En un momento dado la guie por el pasillo hasta mi habitación, pero no me tumbé, ni siquiera me acerqué a la cama, sino que me puse de pie con la espalda apoyada en la pared. Ella se puso frente a mí y siguió con mi boca y yo seguí gimiendo y temblando; cuando digo que estaba temblando no es una figura literaria, yo tiemblo de deseo, no puedo evitarlo. No me pasa siempre y no me gusta que me pase, porque es incómodo, pero ya he aprendido que, si tengo mucho deseo, los temblores son inevitables. Las amantes que me conocen saben que, cuando tiemblo, es porque me muero de deseo y la cosa va bien. Yo temblaba, Bárbara lo entendió y siguió con mi boca; yo no deseaba nada más. Me sujetaba a su cintura para que no me cayera y apretaba los muslos y contraía mis músculos pélvicos. Es algo que he aprendido y que aumenta el placer; incluso me permite correrme sin tocarme.

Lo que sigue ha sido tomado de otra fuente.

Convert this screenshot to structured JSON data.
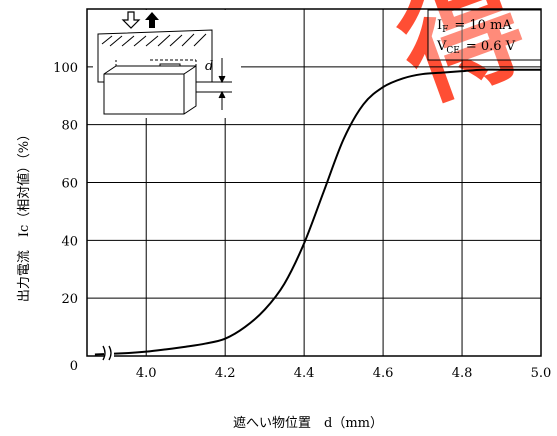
{
  "watermark_text": "得",
  "chart_data": {
    "type": "line",
    "xlabel": "遮へい物位置　d（mm）",
    "ylabel": "出力電流　Ic（相対値）（%）",
    "xlim": [
      3.85,
      5.0
    ],
    "ylim": [
      0,
      120
    ],
    "x_ticks": [
      "4.0",
      "4.2",
      "4.4",
      "4.6",
      "4.8",
      "5.0"
    ],
    "x_tick_values": [
      4.0,
      4.2,
      4.4,
      4.6,
      4.8,
      5.0
    ],
    "y_ticks": [
      "0",
      "20",
      "40",
      "60",
      "80",
      "100"
    ],
    "y_tick_values": [
      0,
      20,
      40,
      60,
      80,
      100
    ],
    "x_axis_break": true,
    "grid": true,
    "conditions": {
      "if_label": "I",
      "if_sub": "F",
      "if_value": "= 10 mA",
      "vce_label": "V",
      "vce_sub": "CE",
      "vce_value": "= 0.6 V"
    },
    "diagram_label": "d",
    "series": [
      {
        "x": [
          3.87,
          3.95,
          4.0,
          4.05,
          4.1,
          4.15,
          4.2,
          4.25,
          4.3,
          4.35,
          4.4,
          4.45,
          4.5,
          4.55,
          4.6,
          4.65,
          4.7,
          4.75,
          4.8,
          4.85,
          4.9,
          5.0
        ],
        "y": [
          0.5,
          1,
          1.5,
          2.3,
          3.2,
          4.3,
          6,
          10,
          16,
          25,
          39,
          57,
          75,
          87,
          93,
          96,
          97.5,
          98,
          98.5,
          99,
          99,
          99
        ]
      }
    ],
    "colors": {
      "line": "#000000",
      "grid": "#000000",
      "watermark": "#ff3b1f"
    }
  }
}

Y… bueno, a veces hay personas que tienen una percepción, una sensibilidad especial y Bárbara es una de esas. Al mismo tiempo que su lengua se movía por mi boca, acercó un dedo y comenzó a acariciarme la comisura de los labios. Yo gemí aún más y temblé aún más y ella ya no paró. Me acarició los labios con sus dedos y yo se los quise chupar, pero los apartó; me dio más lengua, me acariciaba de nuevo y, poco a poco, fue dejando, muy lentamente, que yo le atrapara los dedos y se los metiera enteros en mi boca y se los chupara tan fuerte como podía. Ella movía sus dedos dentro de mi boca como si se tratara de la lengua, los pasaba sobre mis encías; me daba el pulgar, que apoyaba sobre el paladar. Nadie me había tratado así la boca. Estaba tan caliente que, ante mi desesperación, en un momento en el que junté las piernas, me corrí con un orgasmo pequeño y corto que me dobló sobre mi misma de rabia. Demasiado pronto, demasiado poco.

Bárbara se rio. Nos desnudamos y volvimos a empezar todo el proceso, sólo que desnudas. Ella encima de mí, follándome con su boca y sus dedos, y yo gozando como pocas veces. Me enamoré de ella, claro, y aunque tardamos un poco en entendernos, cuando por fin entendimos lo que decíamos, fue todavía mejor.